Employee_Bonus.sql

𝟓𝟕𝟕. 𝐄𝐦𝐩𝐥𝐨𝐲𝐞𝐞 𝐁𝐨𝐧𝐮𝐬

Table: Employee

+-------------+---------+
| Column Name | Type    |
+-------------+---------+
| empId       | int     |
| name        | varchar |
| supervisor  | int     |
| salary      | int     |
+-------------+---------+
empId is the column with unique values for this table.
Each row of this table indicates the name and the ID of an employee in addition to their salary and the id of their manager.
 

Table: Bonus

+-------------+------+
| Column Name | Type |
+-------------+------+
| empId       | int  |
| bonus       | int  |
+-------------+------+
empId is the column of unique values for this table.
empId is a foreign key (reference column) to empId from the Employee table.
Each row of this table contains the id of an employee and their respective bonus.
 

Write a solution to report the name and bonus amount of each employee with a bonus less than 1000.

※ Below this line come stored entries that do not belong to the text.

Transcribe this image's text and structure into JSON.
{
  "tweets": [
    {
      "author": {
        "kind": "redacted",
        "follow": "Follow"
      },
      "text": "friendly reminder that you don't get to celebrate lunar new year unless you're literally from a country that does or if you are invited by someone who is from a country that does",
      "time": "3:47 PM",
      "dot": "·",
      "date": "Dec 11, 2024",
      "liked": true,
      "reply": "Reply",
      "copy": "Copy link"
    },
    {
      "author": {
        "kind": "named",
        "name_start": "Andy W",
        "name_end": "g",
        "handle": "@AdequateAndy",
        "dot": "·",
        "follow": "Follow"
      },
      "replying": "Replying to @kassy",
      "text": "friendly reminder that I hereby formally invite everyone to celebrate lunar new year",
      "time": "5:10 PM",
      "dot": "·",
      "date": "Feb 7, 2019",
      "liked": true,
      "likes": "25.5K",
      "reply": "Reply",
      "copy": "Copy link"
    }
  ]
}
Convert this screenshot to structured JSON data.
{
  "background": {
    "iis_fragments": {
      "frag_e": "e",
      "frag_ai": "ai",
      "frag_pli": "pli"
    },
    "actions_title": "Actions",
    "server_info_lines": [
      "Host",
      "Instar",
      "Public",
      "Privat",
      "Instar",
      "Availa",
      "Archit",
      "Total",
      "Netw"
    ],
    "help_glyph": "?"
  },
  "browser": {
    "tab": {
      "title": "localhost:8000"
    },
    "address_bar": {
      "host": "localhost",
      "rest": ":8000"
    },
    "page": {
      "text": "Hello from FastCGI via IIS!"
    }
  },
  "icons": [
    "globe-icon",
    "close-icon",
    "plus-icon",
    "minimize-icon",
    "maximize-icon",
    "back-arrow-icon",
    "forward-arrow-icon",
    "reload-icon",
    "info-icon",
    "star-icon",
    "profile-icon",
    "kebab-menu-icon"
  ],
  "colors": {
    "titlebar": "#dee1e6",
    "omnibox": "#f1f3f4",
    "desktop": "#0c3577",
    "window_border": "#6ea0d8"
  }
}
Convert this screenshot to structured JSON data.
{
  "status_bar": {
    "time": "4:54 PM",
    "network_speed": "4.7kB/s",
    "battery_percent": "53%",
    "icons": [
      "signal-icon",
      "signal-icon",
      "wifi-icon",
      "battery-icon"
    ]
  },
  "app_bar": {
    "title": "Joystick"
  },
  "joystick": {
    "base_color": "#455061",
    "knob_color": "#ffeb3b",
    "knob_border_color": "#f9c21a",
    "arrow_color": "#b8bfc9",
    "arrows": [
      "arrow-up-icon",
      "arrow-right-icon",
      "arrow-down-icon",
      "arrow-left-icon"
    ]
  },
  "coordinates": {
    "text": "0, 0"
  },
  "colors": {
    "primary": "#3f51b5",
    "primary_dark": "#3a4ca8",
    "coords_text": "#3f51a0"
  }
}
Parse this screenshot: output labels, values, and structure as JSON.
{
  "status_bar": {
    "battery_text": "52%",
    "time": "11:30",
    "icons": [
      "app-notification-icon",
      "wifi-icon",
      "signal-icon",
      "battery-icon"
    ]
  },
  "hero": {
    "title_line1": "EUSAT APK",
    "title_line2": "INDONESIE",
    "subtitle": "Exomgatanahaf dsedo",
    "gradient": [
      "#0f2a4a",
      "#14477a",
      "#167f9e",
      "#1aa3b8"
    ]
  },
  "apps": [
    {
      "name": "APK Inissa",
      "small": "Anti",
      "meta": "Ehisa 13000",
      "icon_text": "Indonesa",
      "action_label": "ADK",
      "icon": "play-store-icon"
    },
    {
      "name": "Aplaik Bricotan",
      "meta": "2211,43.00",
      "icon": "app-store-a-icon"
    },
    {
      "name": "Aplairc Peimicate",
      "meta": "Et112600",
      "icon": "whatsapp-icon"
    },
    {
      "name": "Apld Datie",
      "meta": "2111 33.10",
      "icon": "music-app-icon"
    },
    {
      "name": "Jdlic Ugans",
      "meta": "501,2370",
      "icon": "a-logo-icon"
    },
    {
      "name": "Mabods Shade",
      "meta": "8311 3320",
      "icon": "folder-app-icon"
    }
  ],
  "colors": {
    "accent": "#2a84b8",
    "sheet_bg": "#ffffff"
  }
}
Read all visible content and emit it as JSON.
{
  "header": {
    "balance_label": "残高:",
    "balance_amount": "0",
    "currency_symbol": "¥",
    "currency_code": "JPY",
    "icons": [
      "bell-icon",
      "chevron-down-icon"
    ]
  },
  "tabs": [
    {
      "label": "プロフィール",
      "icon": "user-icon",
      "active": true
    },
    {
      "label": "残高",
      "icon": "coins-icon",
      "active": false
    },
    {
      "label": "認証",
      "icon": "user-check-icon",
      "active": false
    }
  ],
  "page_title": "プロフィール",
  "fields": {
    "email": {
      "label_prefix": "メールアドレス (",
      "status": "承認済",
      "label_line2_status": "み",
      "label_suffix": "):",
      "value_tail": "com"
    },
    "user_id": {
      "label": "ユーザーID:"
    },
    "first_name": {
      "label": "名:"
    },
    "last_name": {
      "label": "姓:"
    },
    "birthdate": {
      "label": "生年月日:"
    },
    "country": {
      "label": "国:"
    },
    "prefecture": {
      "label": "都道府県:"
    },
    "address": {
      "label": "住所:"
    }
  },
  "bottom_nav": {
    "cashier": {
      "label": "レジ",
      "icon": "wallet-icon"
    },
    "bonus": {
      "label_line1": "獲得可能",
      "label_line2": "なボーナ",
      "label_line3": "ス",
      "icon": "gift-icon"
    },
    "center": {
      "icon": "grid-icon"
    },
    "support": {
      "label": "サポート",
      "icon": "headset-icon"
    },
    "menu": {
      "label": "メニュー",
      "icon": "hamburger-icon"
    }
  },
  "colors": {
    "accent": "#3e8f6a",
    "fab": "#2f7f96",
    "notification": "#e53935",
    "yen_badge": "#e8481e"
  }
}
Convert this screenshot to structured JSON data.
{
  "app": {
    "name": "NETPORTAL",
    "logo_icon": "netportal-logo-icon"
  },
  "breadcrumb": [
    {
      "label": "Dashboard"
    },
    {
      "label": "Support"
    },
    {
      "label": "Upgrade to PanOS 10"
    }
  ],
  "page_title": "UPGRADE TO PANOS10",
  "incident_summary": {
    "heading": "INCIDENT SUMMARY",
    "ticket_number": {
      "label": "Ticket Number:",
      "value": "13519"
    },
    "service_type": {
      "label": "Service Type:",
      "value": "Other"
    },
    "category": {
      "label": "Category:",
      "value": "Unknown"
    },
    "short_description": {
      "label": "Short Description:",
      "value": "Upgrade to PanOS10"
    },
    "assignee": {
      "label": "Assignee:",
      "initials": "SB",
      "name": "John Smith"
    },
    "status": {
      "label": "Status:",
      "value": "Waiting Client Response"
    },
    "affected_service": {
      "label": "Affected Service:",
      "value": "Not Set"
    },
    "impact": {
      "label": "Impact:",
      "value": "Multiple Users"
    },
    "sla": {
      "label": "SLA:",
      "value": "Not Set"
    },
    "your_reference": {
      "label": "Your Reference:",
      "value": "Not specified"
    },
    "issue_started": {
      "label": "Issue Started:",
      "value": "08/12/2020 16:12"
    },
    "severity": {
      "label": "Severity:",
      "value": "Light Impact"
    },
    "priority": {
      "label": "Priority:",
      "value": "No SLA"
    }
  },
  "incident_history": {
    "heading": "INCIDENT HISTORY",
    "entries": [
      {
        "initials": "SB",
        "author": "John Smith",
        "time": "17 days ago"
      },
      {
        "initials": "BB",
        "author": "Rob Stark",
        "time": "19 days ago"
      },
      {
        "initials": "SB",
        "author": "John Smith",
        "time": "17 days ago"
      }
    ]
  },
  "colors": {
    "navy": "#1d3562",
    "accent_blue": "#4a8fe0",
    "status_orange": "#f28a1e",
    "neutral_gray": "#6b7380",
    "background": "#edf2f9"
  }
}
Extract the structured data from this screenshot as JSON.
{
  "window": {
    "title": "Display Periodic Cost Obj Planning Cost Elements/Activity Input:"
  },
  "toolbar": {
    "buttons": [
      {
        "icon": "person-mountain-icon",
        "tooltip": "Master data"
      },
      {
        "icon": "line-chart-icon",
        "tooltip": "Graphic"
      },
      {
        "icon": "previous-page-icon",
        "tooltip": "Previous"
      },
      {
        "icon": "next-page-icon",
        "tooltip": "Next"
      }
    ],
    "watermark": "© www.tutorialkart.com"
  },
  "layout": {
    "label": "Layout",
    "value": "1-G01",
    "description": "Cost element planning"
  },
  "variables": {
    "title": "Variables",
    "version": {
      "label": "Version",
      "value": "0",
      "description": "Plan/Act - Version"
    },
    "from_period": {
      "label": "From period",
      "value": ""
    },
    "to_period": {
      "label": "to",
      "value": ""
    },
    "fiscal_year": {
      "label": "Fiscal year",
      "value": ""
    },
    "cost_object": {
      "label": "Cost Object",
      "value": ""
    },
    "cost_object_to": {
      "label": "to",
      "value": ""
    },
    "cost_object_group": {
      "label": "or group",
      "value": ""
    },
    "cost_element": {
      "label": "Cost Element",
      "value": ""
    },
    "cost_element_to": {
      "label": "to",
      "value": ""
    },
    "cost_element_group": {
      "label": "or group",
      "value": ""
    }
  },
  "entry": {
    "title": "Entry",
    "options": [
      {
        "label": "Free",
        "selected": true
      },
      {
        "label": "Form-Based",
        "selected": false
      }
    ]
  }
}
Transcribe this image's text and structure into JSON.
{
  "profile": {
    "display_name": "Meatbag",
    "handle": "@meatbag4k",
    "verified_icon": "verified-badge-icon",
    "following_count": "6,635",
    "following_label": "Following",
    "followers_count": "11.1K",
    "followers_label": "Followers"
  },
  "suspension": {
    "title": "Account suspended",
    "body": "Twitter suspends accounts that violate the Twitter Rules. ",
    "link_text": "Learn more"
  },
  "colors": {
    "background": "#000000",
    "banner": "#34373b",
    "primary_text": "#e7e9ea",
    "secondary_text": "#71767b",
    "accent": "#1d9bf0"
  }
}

Return the result table in any order.

The result format is in the following example.

 

Example 1:

Input: 
Employee table:
+-------+--------+------------+--------+
| empId | name   | supervisor | salary |
+-------+--------+------------+--------+
| 3     | Brad   | null       | 4000   |
| 1     | John   | 3          | 1000   |
| 2     | Dan    | 3          | 2000   |
| 4     | Thomas | 3          | 4000   |
+-------+--------+------------+--------+
Bonus table:
+-------+-------+
| empId | bonus |
+-------+-------+
| 2     | 500   |
| 4     | 2000  |
+-------+-------+
Output: 
+------+-------+
| name | bonus |
+------+-------+
| Brad | null  |
| John | null  |
| Dan  | 500   |
+------+-------+

Solution :

SELECT e.name, b.bonus
FROM Employee e
LEFT JOIN Bonus b
ON e.empID = b.empID
WHERE b.bonus is NULL OR b.bonus < 1000